Kirkland & Ellis apparently planning to build its own GPU clusters for open source LLM training (see AL story) and working with Palantir to model key workflows. Again, this may not immediately make you think of sovereignty, but it very much is all about that. Kirkland – one of the most profitable law firms on the planet – wants to control the means of production when it comes to legal AI. It made a very vocal point about not using well-known platforms. It wants to build ‘its own thing’. In this case, it’s not about avoiding US models, it’s about controlling not just their own data, but controlling their own AI journey – and, let’s be frank, their own narrative, which includes a major dose of marketing messages too. And there is nothing wrong in that. Plus, this may prove to be a cost-saving move as well.

Harvey working with selected law firms, and potentially some of their clients, on open source model training. The reasoning is similar to above. Law firms want to do their own thing. They want exclusivity. They want to bottle what is special. (Note: what can truly be unique may be the client relationship itself – see here.) But, again, this is an expression of sovereignty. What many lawyers don’t want is to be wholly dependent on something that is A) uncontrollable, and B) has no specific connection to them, and therefore dilutes their value.

Vibe-coding, MikeOSS and LegalQuants are also an expression – to AL at least – of AI sovereignty. The lawyers who take tool production into their own hands, albeit using the main LLMs, are still saying the same thing as those above: ‘We want to be in control. We don’t want to be dependent upon X or Y supplier. We can do our own thing. We can build our own AI path to the future of the legal profession.’ In this case, the sovereignty goes right down to a personal level – a one-man army, if you will.

Conclusion

Every action has an equal and opposite reaction. It’s only natural that as a handful of LLM makers in California become increasingly powerful and vital for our ability to run our lives and our businesses – and in turn they become susceptible to regulation and supply chain risks – that many people want a way out; a way to take back some control.
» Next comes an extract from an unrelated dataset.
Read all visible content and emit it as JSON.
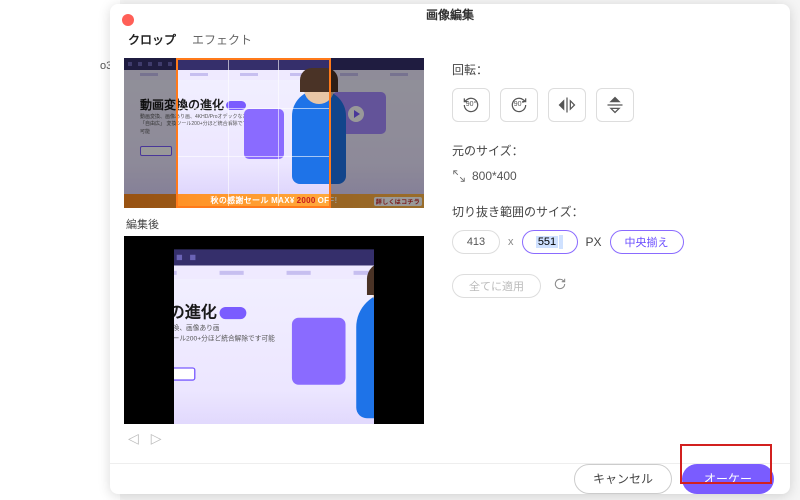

If every book in the world had to be printed by one printing press and edited by one editor, that would scare people. The same is true for AI. People tend towards freedom. The legal profession – despite what some may think – is all about liberty and independence. A single lawyer can take on the largest corporation or government. That person’s wits, the law itself, and the desire to act, are sufficient to make a stand. When that lawyer starts to feel that AI is potentially going to undermine that independence they instinctively feel the need to react.

And AL would say: they are right to do so. AI can be a liberating force for all of us. A printing press, a global library, a second brain, as it were, in our pocket, as well as a powerful ‘means of production’. It really is an incredible opportunity for everyone who seeks liberty and independence. Equally, it can be regulated, banned, and formed in such a way that we become subject to it, rather than users of a tool.

One could say that our relationship with AI is only going to become more complicated and more vital as time goes by, and AI sovereignty – in its broadest sense – will become an increasingly global movement both within and without the legal world.

Richard Tromans, Founder, Artificial Lawyer.